The Tricky Task of Annulling a Marriage
In 2016 Eleanor McCain, heiress to the McCain Foods fortune, applied to annul her 9-month marriage on the basis that her husband had tricked her into marrying him. In reply, her husband, Jeff Melanson, sought a divorce and enforcement of a Marriage Agreement entered into by the parties which would entitle him to a $5 million payout.
Ms. McCain’s pursuit of an annulment is surprising, given that they are difficult to obtain and are very rarely granted. In Alberta, an annulment will only be granted if one or both of the parties can show that there was no capacity to consent to the marriage or that there was an inability to consummate the marriage.
Some of the limited circumstances in which a party can show that there was no capacity to marry include where one of the parties was already married, where the parties are too closely related or where one of the parties was under the age of 16. A lack of capacity can also be established where there has been fraud, mistaken identity, threats or duress or extreme intoxication.

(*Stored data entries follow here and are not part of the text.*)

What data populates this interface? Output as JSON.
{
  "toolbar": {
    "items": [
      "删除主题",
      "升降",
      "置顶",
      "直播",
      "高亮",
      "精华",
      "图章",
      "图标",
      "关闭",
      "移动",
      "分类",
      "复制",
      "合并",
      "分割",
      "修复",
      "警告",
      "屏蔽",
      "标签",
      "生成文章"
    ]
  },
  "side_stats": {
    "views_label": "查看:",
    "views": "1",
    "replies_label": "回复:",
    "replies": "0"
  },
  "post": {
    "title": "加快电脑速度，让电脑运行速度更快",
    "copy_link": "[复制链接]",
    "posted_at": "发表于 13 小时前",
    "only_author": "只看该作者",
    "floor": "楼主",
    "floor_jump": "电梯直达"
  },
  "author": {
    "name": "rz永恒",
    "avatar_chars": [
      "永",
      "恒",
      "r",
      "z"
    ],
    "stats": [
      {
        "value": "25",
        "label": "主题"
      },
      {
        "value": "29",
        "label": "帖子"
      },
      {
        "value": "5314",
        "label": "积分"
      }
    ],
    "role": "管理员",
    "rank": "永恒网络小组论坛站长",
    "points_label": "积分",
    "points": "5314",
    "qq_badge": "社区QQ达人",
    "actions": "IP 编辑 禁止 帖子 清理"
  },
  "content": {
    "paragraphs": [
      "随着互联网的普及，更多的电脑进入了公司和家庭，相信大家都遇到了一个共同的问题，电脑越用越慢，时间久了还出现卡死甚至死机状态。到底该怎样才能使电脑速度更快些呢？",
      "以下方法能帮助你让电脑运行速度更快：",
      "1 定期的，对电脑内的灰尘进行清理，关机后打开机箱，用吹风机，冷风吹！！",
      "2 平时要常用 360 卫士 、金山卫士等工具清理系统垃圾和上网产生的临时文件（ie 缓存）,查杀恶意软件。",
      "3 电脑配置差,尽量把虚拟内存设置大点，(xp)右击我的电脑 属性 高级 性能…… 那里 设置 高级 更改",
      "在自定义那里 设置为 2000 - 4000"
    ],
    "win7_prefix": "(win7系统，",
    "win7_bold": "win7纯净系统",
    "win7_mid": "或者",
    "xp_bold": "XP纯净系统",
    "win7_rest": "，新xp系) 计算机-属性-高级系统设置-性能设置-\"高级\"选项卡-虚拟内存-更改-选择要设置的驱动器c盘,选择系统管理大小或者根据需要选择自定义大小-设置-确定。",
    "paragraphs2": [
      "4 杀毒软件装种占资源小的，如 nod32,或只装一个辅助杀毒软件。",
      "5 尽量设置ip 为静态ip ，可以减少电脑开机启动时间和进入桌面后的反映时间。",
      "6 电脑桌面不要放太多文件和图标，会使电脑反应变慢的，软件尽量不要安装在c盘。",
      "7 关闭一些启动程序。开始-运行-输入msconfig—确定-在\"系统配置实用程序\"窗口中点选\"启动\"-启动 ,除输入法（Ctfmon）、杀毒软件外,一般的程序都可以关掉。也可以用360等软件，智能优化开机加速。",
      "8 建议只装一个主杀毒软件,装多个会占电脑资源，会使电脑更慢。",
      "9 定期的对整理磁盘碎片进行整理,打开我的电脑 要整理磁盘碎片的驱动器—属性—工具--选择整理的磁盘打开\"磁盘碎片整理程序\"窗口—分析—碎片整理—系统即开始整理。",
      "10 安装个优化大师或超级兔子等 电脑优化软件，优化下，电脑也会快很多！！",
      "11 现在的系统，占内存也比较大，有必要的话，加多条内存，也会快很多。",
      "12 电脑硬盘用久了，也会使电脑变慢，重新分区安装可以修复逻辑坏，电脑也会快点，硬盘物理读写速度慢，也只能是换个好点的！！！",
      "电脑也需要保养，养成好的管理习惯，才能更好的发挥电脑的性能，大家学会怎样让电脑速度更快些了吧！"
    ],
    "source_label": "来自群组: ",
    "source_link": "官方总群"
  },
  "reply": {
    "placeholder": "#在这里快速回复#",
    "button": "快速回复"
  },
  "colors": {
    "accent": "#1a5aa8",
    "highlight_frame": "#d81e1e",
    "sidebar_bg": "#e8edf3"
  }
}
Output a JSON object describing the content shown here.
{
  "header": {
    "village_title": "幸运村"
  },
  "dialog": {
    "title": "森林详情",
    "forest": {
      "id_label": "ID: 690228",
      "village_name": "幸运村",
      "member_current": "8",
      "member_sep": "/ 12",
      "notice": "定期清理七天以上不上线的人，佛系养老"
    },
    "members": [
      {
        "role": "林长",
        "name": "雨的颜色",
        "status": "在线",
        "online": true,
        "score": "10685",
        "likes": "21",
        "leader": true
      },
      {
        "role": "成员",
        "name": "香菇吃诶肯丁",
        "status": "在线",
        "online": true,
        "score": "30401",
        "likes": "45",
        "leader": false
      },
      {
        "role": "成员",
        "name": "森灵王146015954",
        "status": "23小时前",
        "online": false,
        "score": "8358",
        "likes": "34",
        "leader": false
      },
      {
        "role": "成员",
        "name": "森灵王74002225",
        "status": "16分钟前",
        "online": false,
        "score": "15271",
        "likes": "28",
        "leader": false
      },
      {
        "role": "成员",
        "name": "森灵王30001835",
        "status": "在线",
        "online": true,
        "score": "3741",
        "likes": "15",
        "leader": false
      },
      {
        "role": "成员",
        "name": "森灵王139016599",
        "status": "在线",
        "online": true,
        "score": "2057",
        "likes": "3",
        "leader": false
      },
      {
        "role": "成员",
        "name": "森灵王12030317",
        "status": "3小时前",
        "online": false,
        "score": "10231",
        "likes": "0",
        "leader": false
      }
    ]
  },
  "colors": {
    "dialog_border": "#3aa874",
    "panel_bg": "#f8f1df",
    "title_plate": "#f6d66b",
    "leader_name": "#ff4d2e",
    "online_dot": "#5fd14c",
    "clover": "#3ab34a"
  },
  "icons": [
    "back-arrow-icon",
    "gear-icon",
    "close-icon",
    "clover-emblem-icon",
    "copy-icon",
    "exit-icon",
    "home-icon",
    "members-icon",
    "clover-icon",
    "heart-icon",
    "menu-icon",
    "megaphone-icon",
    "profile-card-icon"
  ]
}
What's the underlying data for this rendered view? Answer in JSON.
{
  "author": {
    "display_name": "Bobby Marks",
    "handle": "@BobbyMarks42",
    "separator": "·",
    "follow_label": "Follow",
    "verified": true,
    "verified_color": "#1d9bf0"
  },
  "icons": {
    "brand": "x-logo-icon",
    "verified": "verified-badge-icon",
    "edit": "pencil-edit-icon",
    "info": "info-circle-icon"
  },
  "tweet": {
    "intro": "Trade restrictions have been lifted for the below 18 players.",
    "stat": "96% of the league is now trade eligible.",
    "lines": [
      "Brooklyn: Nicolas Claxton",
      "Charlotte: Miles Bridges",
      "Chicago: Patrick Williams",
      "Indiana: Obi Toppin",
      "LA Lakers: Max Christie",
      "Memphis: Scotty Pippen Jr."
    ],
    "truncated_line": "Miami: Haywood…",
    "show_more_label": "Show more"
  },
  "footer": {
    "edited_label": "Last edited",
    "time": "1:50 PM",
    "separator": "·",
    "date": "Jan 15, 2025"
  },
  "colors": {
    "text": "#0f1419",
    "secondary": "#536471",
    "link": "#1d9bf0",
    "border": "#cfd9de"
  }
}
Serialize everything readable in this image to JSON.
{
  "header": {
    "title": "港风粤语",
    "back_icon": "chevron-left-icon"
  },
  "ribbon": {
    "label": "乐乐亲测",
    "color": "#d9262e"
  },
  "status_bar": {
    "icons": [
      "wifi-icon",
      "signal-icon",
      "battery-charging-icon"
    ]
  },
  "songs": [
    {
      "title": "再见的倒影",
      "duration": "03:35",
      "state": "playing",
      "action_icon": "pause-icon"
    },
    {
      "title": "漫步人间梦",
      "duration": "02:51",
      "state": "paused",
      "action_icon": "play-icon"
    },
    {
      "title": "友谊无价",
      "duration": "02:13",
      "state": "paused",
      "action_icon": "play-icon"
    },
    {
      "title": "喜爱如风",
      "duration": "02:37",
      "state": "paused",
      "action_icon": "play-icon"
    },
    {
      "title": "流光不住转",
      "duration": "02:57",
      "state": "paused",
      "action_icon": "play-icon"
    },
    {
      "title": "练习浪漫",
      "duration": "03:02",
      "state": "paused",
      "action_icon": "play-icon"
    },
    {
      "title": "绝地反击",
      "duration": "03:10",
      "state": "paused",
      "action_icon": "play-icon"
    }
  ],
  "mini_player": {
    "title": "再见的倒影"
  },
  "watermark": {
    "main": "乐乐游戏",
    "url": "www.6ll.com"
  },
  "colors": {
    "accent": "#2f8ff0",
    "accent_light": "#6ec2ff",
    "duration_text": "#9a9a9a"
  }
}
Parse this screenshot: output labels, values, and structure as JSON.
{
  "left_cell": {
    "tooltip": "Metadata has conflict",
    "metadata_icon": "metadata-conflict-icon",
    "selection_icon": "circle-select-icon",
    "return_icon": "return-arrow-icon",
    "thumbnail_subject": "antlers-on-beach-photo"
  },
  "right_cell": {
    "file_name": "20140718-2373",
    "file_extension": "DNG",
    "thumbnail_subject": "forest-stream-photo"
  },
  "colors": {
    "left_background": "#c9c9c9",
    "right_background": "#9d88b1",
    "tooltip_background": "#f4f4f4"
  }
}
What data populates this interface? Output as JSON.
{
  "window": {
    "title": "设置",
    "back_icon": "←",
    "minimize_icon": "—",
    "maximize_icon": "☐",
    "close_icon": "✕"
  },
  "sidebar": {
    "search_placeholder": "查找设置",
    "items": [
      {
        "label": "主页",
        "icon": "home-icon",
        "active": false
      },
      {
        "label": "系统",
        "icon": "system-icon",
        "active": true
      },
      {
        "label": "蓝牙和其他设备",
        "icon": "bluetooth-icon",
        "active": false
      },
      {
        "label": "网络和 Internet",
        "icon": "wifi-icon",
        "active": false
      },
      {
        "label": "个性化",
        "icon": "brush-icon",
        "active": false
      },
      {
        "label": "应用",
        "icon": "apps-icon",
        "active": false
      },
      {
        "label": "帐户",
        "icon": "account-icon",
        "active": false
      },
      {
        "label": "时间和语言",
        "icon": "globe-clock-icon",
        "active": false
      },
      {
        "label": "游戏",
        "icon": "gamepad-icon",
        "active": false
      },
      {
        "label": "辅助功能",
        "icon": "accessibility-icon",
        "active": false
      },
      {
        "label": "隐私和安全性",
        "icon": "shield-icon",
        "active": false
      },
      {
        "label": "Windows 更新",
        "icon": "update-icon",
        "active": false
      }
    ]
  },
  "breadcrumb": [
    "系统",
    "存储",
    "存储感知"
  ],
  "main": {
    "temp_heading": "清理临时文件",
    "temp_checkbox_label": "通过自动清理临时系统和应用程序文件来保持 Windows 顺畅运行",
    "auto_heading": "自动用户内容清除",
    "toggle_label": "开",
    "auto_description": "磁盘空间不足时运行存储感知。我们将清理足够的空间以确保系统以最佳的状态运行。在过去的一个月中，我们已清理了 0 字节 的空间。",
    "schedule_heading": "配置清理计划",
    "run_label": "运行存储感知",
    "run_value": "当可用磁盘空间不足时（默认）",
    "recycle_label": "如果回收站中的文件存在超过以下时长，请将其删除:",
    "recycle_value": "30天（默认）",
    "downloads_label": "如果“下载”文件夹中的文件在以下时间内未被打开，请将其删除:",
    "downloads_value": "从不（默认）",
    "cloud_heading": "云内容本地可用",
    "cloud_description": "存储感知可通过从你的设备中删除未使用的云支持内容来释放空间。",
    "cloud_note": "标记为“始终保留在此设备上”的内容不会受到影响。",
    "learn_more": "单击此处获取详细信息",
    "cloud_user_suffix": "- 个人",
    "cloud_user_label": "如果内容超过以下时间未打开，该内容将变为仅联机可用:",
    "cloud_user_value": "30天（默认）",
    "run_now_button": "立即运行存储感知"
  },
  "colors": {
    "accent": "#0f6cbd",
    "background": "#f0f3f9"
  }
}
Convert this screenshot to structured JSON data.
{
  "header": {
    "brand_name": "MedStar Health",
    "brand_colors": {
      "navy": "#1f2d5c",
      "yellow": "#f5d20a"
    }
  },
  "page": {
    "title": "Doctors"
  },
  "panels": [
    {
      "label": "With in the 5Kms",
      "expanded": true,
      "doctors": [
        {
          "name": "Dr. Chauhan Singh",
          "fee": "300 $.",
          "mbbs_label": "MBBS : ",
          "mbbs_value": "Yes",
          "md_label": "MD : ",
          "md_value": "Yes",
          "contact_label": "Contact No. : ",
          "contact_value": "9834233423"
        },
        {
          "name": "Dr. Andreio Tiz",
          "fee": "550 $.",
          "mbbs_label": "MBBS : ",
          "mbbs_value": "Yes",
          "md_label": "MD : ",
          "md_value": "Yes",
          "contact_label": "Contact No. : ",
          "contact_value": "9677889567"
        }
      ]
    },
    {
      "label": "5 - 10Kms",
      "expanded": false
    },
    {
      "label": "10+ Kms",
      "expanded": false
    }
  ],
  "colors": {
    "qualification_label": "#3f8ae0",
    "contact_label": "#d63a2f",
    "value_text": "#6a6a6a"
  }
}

One of the most common grounds on which an annulment is sought is non-consummation of the marriage. The mere fact that the marriage was never consummated, however, will not automatically entitle the parties to an annulment, rather, there must be evidence that there was either a physical or phycological inability on the part of at least one of the parties and further that the lack of consummation was not condoned. A mere refusal by one of the parties to consummate the marriage is not enough, rather, they must show that such refusal arises out of an “invincible repugnance” to engage the spouse in the act.
If an annulment is granted, the effect is to void the marriage, it is as if the marriage never occurred. It is important to keep in mind, however, that an annulment does not disentitle a party to pursue a division of property pursuant to the Matrimonial Property Act of Alberta or to spousal support pursuant to the Family Law Act of Alberta.